Хотя он всегда говорил вкрадчиво, пытаясь угадать настроение своего собеседника и как-то ему соответствовать, но сейчас явно чувствовал себя очень неуверенно. А я так даже и гадать бы не стала, что у графа на уме. Ни за что! Никогда прежде я не слышала, чтобы он говорил так устало и задумчиво. Это совершенно не соответствовало его натуре. За подобной задумчивостью мне чудились мечты кровожадного зверя.
— Навсегда… — медленно промолвил граф. — Странное слово, не правда ли? Навсегда. Ну что ж, почему бы и нет?
— Я не совсем понимаю, ваша милость…
— Почему бы мне навсегда не отказаться от дурных намерений и не провести остаток своей жизни, творя добро?
— Исключительно интересная идея, ваша милость! Но до чего странная!
— Это еще почему? — довольно резко спросил граф, на мгновение вновь выпуская свои острые когти и явно развлекаясь тем, что заставляет Снивельвурста нервничать.
— О! Это так оригинально, ваша милость и… э-э-э… так неожиданно… — запинаясь, стал объяснять секретарь.

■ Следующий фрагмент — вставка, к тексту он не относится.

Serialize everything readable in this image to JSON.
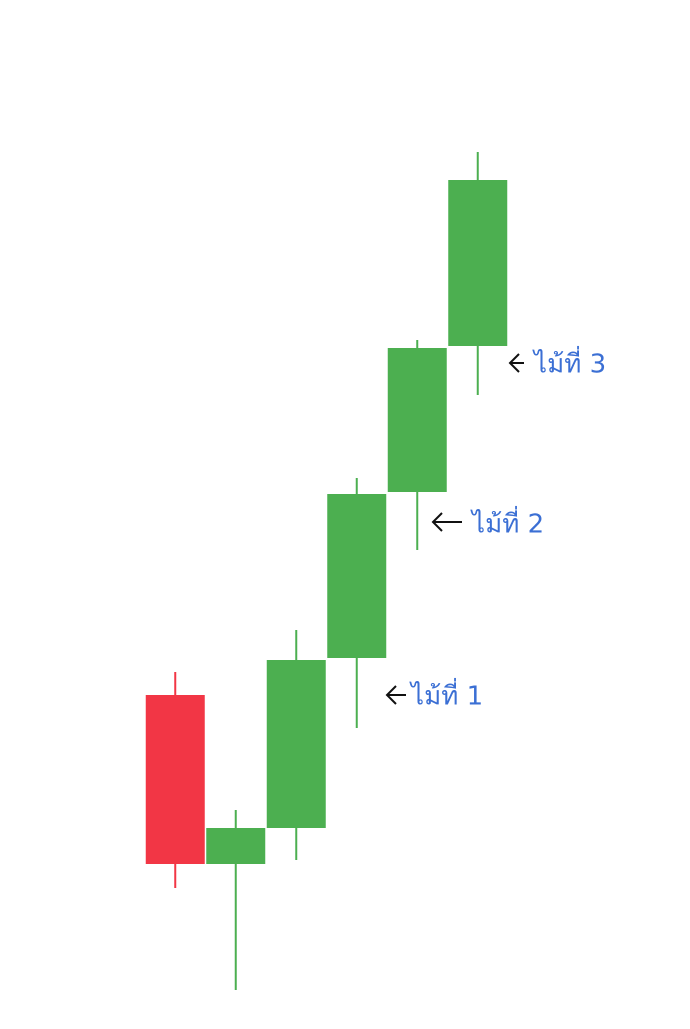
{
  "chart_data": {
    "type": "candlestick",
    "open": [
      30.5,
      13.6,
      17.2,
      34.2,
      50.8,
      65.4
    ],
    "close": [
      13.6,
      17.2,
      34.0,
      50.6,
      65.2,
      82.0
    ],
    "high": [
      32.8,
      19.0,
      37.0,
      52.2,
      66.0,
      84.8
    ],
    "low": [
      11.2,
      1.0,
      14.0,
      27.2,
      45.0,
      60.5
    ],
    "up_color": "#4caf50",
    "down_color": "#f23645",
    "ylim": [
      0,
      100
    ],
    "annotations": [
      {
        "text": "ไม้ที่ 1"
      },
      {
        "text": "ไม้ที่ 2"
      },
      {
        "text": "ไม้ที่ 3"
      }
    ]
  }
}
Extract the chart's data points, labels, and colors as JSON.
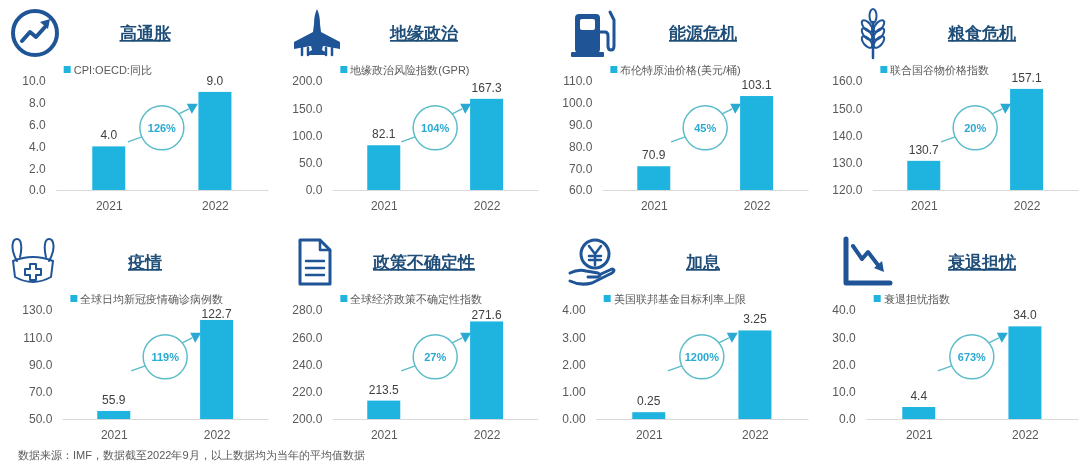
{
  "chart_data": [
    {
      "type": "bar",
      "title": "高通胀",
      "categories": [
        "2021",
        "2022"
      ],
      "series": [
        {
          "name": "CPI:OECD:同比",
          "color": "#1fb4e0",
          "values": [
            4.0,
            9.0
          ],
          "value_labels": [
            "4.0",
            "9.0"
          ]
        }
      ],
      "ylim": [
        0,
        10
      ],
      "yticks": [
        {
          "value": 0,
          "label": "0.0"
        },
        {
          "value": 2,
          "label": "2.0"
        },
        {
          "value": 4,
          "label": "4.0"
        },
        {
          "value": 6,
          "label": "6.0"
        },
        {
          "value": 8,
          "label": "8.0"
        },
        {
          "value": 10,
          "label": "10.0"
        }
      ],
      "legend": "top left",
      "annotations": [
        "126%"
      ]
    },
    {
      "type": "bar",
      "title": "地缘政治",
      "categories": [
        "2021",
        "2022"
      ],
      "series": [
        {
          "name": "地缘政治风险指数(GPR)",
          "color": "#1fb4e0",
          "values": [
            82.1,
            167.3
          ],
          "value_labels": [
            "82.1",
            "167.3"
          ]
        }
      ],
      "ylim": [
        0,
        200
      ],
      "yticks": [
        {
          "value": 0,
          "label": "0.0"
        },
        {
          "value": 50,
          "label": "50.0"
        },
        {
          "value": 100,
          "label": "100.0"
        },
        {
          "value": 150,
          "label": "150.0"
        },
        {
          "value": 200,
          "label": "200.0"
        }
      ],
      "legend": "top left",
      "annotations": [
        "104%"
      ]
    },
    {
      "type": "bar",
      "title": "能源危机",
      "categories": [
        "2021",
        "2022"
      ],
      "series": [
        {
          "name": "布伦特原油价格(美元/桶)",
          "color": "#1fb4e0",
          "values": [
            70.9,
            103.1
          ],
          "value_labels": [
            "70.9",
            "103.1"
          ]
        }
      ],
      "ylim": [
        60,
        110
      ],
      "yticks": [
        {
          "value": 60,
          "label": "60.0"
        },
        {
          "value": 70,
          "label": "70.0"
        },
        {
          "value": 80,
          "label": "80.0"
        },
        {
          "value": 90,
          "label": "90.0"
        },
        {
          "value": 100,
          "label": "100.0"
        },
        {
          "value": 110,
          "label": "110.0"
        }
      ],
      "legend": "top left",
      "annotations": [
        "45%"
      ]
    },
    {
      "type": "bar",
      "title": "粮食危机",
      "categories": [
        "2021",
        "2022"
      ],
      "series": [
        {
          "name": "联合国谷物价格指数",
          "color": "#1fb4e0",
          "values": [
            130.7,
            157.1
          ],
          "value_labels": [
            "130.7",
            "157.1"
          ]
        }
      ],
      "ylim": [
        120,
        160
      ],
      "yticks": [
        {
          "value": 120,
          "label": "120.0"
        },
        {
          "value": 130,
          "label": "130.0"
        },
        {
          "value": 140,
          "label": "140.0"
        },
        {
          "value": 150,
          "label": "150.0"
        },
        {
          "value": 160,
          "label": "160.0"
        }
      ],
      "legend": "top left",
      "annotations": [
        "20%"
      ]
    },
    {
      "type": "bar",
      "title": "疫情",
      "categories": [
        "2021",
        "2022"
      ],
      "series": [
        {
          "name": "全球日均新冠疫情确诊病例数",
          "color": "#1fb4e0",
          "values": [
            55.9,
            122.7
          ],
          "value_labels": [
            "55.9",
            "122.7"
          ]
        }
      ],
      "ylim": [
        50,
        130
      ],
      "yticks": [
        {
          "value": 50,
          "label": "50.0"
        },
        {
          "value": 70,
          "label": "70.0"
        },
        {
          "value": 90,
          "label": "90.0"
        },
        {
          "value": 110,
          "label": "110.0"
        },
        {
          "value": 130,
          "label": "130.0"
        }
      ],
      "legend": "top left",
      "annotations": [
        "119%",
        "数据来源：IMF，数据截至2022年9月，以上数据均为当年的平均值数据"
      ]
    },
    {
      "type": "bar",
      "title": "政策不确定性",
      "categories": [
        "2021",
        "2022"
      ],
      "series": [
        {
          "name": "全球经济政策不确定性指数",
          "color": "#1fb4e0",
          "values": [
            213.5,
            271.6
          ],
          "value_labels": [
            "213.5",
            "271.6"
          ]
        }
      ],
      "ylim": [
        200,
        280
      ],
      "yticks": [
        {
          "value": 200,
          "label": "200.0"
        },
        {
          "value": 220,
          "label": "220.0"
        },
        {
          "value": 240,
          "label": "240.0"
        },
        {
          "value": 260,
          "label": "260.0"
        },
        {
          "value": 280,
          "label": "280.0"
        }
      ],
      "legend": "top left",
      "annotations": [
        "27%"
      ]
    },
    {
      "type": "bar",
      "title": "加息",
      "categories": [
        "2021",
        "2022"
      ],
      "series": [
        {
          "name": "美国联邦基金目标利率上限",
          "color": "#1fb4e0",
          "values": [
            0.25,
            3.25
          ],
          "value_labels": [
            "0.25",
            "3.25"
          ]
        }
      ],
      "ylim": [
        0,
        4
      ],
      "yticks": [
        {
          "value": 0,
          "label": "0.00"
        },
        {
          "value": 1,
          "label": "1.00"
        },
        {
          "value": 2,
          "label": "2.00"
        },
        {
          "value": 3,
          "label": "3.00"
        },
        {
          "value": 4,
          "label": "4.00"
        }
      ],
      "legend": "top left",
      "annotations": [
        "1200%"
      ]
    },
    {
      "type": "bar",
      "title": "衰退担忧",
      "categories": [
        "2021",
        "2022"
      ],
      "series": [
        {
          "name": "衰退担忧指数",
          "color": "#1fb4e0",
          "values": [
            4.4,
            34.0
          ],
          "value_labels": [
            "4.4",
            "34.0"
          ]
        }
      ],
      "ylim": [
        0,
        40
      ],
      "yticks": [
        {
          "value": 0,
          "label": "0.0"
        },
        {
          "value": 10,
          "label": "10.0"
        },
        {
          "value": 20,
          "label": "20.0"
        },
        {
          "value": 30,
          "label": "30.0"
        },
        {
          "value": 40,
          "label": "40.0"
        }
      ],
      "legend": "top left",
      "annotations": [
        "673%"
      ]
    }
  ]
}
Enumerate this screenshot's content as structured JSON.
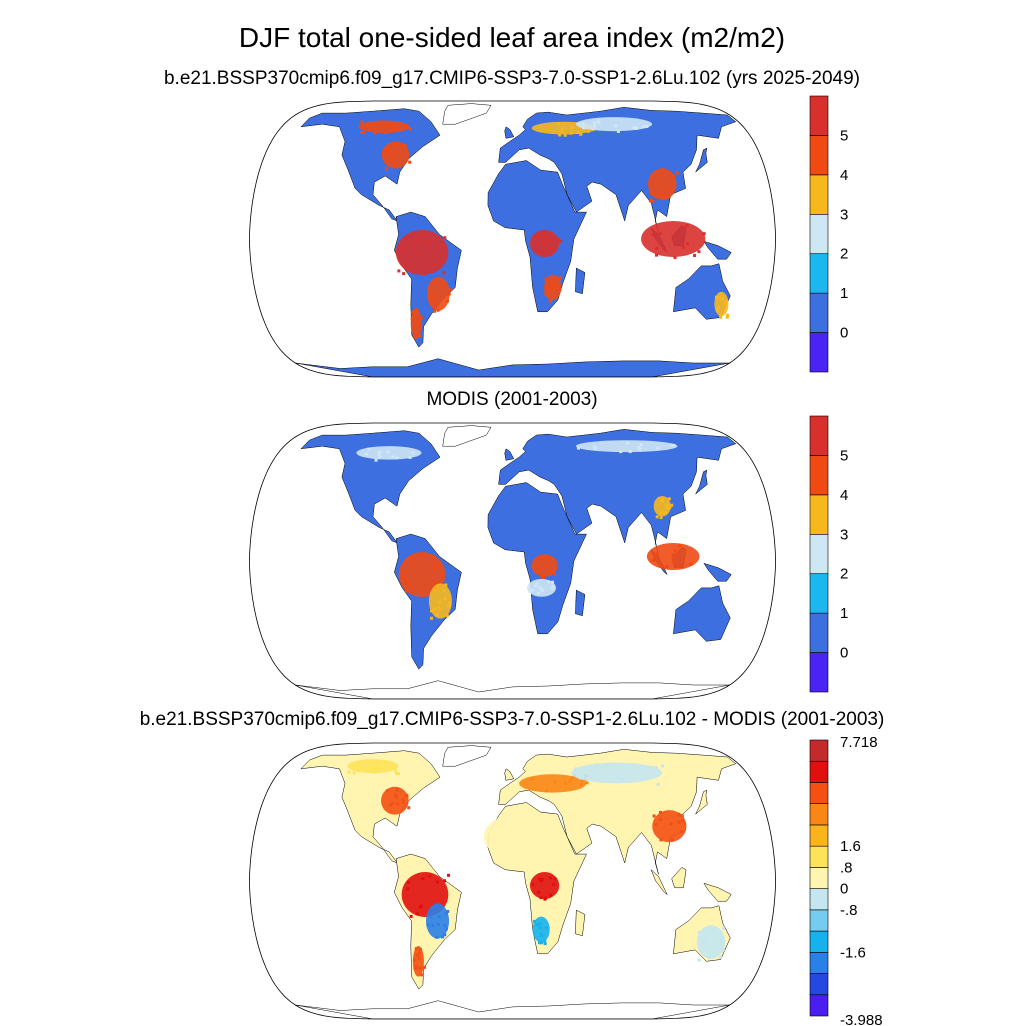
{
  "title": "DJF total one-sided leaf area index (m2/m2)",
  "panels": [
    {
      "title": "b.e21.BSSP370cmip6.f09_g17.CMIP6-SSP3-7.0-SSP1-2.6Lu.102 (yrs 2025-2049)",
      "colorbar": {
        "colors": [
          "#4a24f5",
          "#3d6fe0",
          "#1bb8f0",
          "#cfe6f5",
          "#f7b81e",
          "#f04a14",
          "#d8302c"
        ],
        "labels": [
          "0",
          "1",
          "2",
          "3",
          "4",
          "5"
        ]
      }
    },
    {
      "title": "MODIS (2001-2003)",
      "colorbar": {
        "colors": [
          "#4a24f5",
          "#3d6fe0",
          "#1bb8f0",
          "#cfe6f5",
          "#f7b81e",
          "#f04a14",
          "#d8302c"
        ],
        "labels": [
          "0",
          "1",
          "2",
          "3",
          "4",
          "5"
        ]
      }
    },
    {
      "title": "b.e21.BSSP370cmip6.f09_g17.CMIP6-SSP3-7.0-SSP1-2.6Lu.102 - MODIS (2001-2003)",
      "colorbar": {
        "colors": [
          "#4a1ef0",
          "#2448e0",
          "#2a7fe8",
          "#16b2ee",
          "#74cdf0",
          "#c4e6f0",
          "#fff5b0",
          "#fde35a",
          "#fcb41c",
          "#fb8616",
          "#f45014",
          "#e01010",
          "#c42a2a"
        ],
        "labels": [
          "-3.988",
          "-1.6",
          "-.8",
          "0",
          ".8",
          "1.6",
          "7.718"
        ]
      }
    }
  ]
}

— Чушь собачья! А все-таки почему бы и нет? Право же, интересно узнать, каково ощущение, когда…
— Совершаешь доброе дело? — Снивельвурст, видимо, позволил себе глубокомысленно усмехнуться.
— Ну да! Наверняка в этом что-то есть! Ведь не станут же люди просто так, безо всякой для себя выгоды совершать добрые дела? Я допускаю, Снивельвурст, что сейчас нам довольно трудно себе такое даже представить, но должно же это приносить хоть какое-то удовлетворение. В конце концов, посмотрим на это с другой стороны. Любите ли вы, скажем, оливки?
— Благодарю вас, ваша милость! Очень люблю.
— Я всего лишь спросил, дубовая вы голова, а не предлагал! Или черную икру? Скажите, любите вы черную икру?
— У нее восхитительный вкус, ваша милость…
— А понравилась ли вам икра, когда вы впервые ее попробовали?
— Совсем не понравилась!
— Но вы ведь ее съели, не правда ли? Вы видели, что остальным она очень нравится, и решили, что в ней просто должно быть что-то такое… Верно? И в конце концов обнаружили, что она и вам тоже очень нравится, так?
— В точности так, ваша милость! Поистине мастерский анализ!